Salome, Royal Opera House, London, review: Malin Bystrom as Salome is near-perfect

Malin Bystrom as Salome and John Daszak as Herod in 'Salome' at the Royal Opera House: ROH
Malin Bystrom as Salome and John Daszak as Herod in 'Salome' at the Royal Opera House: ROH

Richard Strauss based his Salome on Oscar Wilde’s play (written in French and banned in Britain) which turned on two taboo sexual obsessions: Herod’s for his step-daughter, and hers for John the Baptist, which achieves climactic satisfaction when she kisses his severed head. But Strauss would not have sanctioned the lurid liberties taken by many directors since. He didn’t want Salome to flirt with Herod, and envisaged her "Dance of the Seven Veils" as a measured, decorously Oriental affair. In this latter respect, as in others, David McVicar’s production faithfully follows the composer’s instructions: the seven veils become seven rooms through which Salome moves, being repeatedly dressed and undressed like a doll.

There’s more nudity in this third revival of the show, and the bloodshed is more shocking, but the staging has a poise which it didn’t have before (the squabbling Jews are no longer caricatures).

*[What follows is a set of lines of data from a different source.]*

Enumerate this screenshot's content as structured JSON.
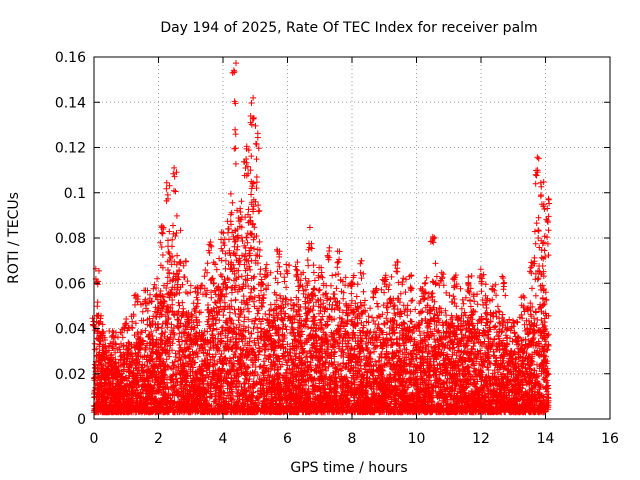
{
  "chart_data": {
    "type": "scatter",
    "title": "Day 194 of 2025, Rate Of TEC Index for receiver palm",
    "xlabel": "GPS time / hours",
    "ylabel": "ROTI / TECUs",
    "xlim": [
      0,
      16
    ],
    "ylim": [
      0,
      0.16
    ],
    "xticks": [
      0,
      2,
      4,
      6,
      8,
      10,
      12,
      14,
      16
    ],
    "yticks": [
      0,
      0.02,
      0.04,
      0.06,
      0.08,
      0.1,
      0.12,
      0.14,
      0.16
    ],
    "xtick_labels": [
      "0",
      "2",
      "4",
      "6",
      "8",
      "10",
      "12",
      "14",
      "16"
    ],
    "ytick_labels": [
      "0",
      "0.02",
      "0.04",
      "0.06",
      "0.08",
      "0.1",
      "0.12",
      "0.14",
      "0.16"
    ],
    "grid": true,
    "marker": "+",
    "color": "#ff0000",
    "series": [
      {
        "name": "ROTI",
        "envelope": {
          "x": [
            0.0,
            0.1,
            0.3,
            0.6,
            1.0,
            1.3,
            1.6,
            1.9,
            2.1,
            2.3,
            2.5,
            2.8,
            3.2,
            3.6,
            4.0,
            4.2,
            4.35,
            4.5,
            4.7,
            4.9,
            5.05,
            5.3,
            5.7,
            6.0,
            6.3,
            6.7,
            7.0,
            7.3,
            7.6,
            8.0,
            8.3,
            8.7,
            9.0,
            9.4,
            9.8,
            10.2,
            10.5,
            10.8,
            11.2,
            11.6,
            12.0,
            12.4,
            12.7,
            13.0,
            13.3,
            13.6,
            13.75,
            13.9,
            14.1
          ],
          "max": [
            0.045,
            0.067,
            0.04,
            0.04,
            0.045,
            0.057,
            0.057,
            0.06,
            0.087,
            0.105,
            0.112,
            0.07,
            0.06,
            0.08,
            0.085,
            0.09,
            0.159,
            0.095,
            0.12,
            0.145,
            0.13,
            0.07,
            0.075,
            0.07,
            0.07,
            0.085,
            0.07,
            0.08,
            0.075,
            0.065,
            0.07,
            0.06,
            0.065,
            0.072,
            0.065,
            0.06,
            0.088,
            0.065,
            0.065,
            0.063,
            0.068,
            0.06,
            0.065,
            0.045,
            0.055,
            0.07,
            0.116,
            0.106,
            0.098
          ]
        },
        "floor": 0.003,
        "point_count": 9000,
        "x_range": [
          0.0,
          14.1
        ]
      }
    ]
  }
}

Es Devlin’s sinister designs, subtly lit by Wolfgang Göbbel, seem to improve on each viewing: there are hints of wartime Vienna, the gas chambers, and Farouk’s Egypt. In the pit Henrik Nanasi extracts a wonderfully detailed account of the score, and the cast has no weak link. Fizzing with lust but unable to handle the consequences, John Daszak’s Herod is entirely believable, while Michaela Schuster’s Herodias, egging her daughter on in her demand for the head on the platter, exudes baleful power. Michael Volle’s dishevelled, leonine Jokanaan permeates the production with his burnished-brass sound, and in the Swedish soprano Malin Bystrom as Salome we come as near perfection as we ever will: a petulant, imperious teenager becoming drugged with lust as her dream becomes reality. Her voice rides easily over the hundred-piece orchestra, and the porcelain purity of her tone contrasts ever more starkly with her blood-boltered presence. Wonderful.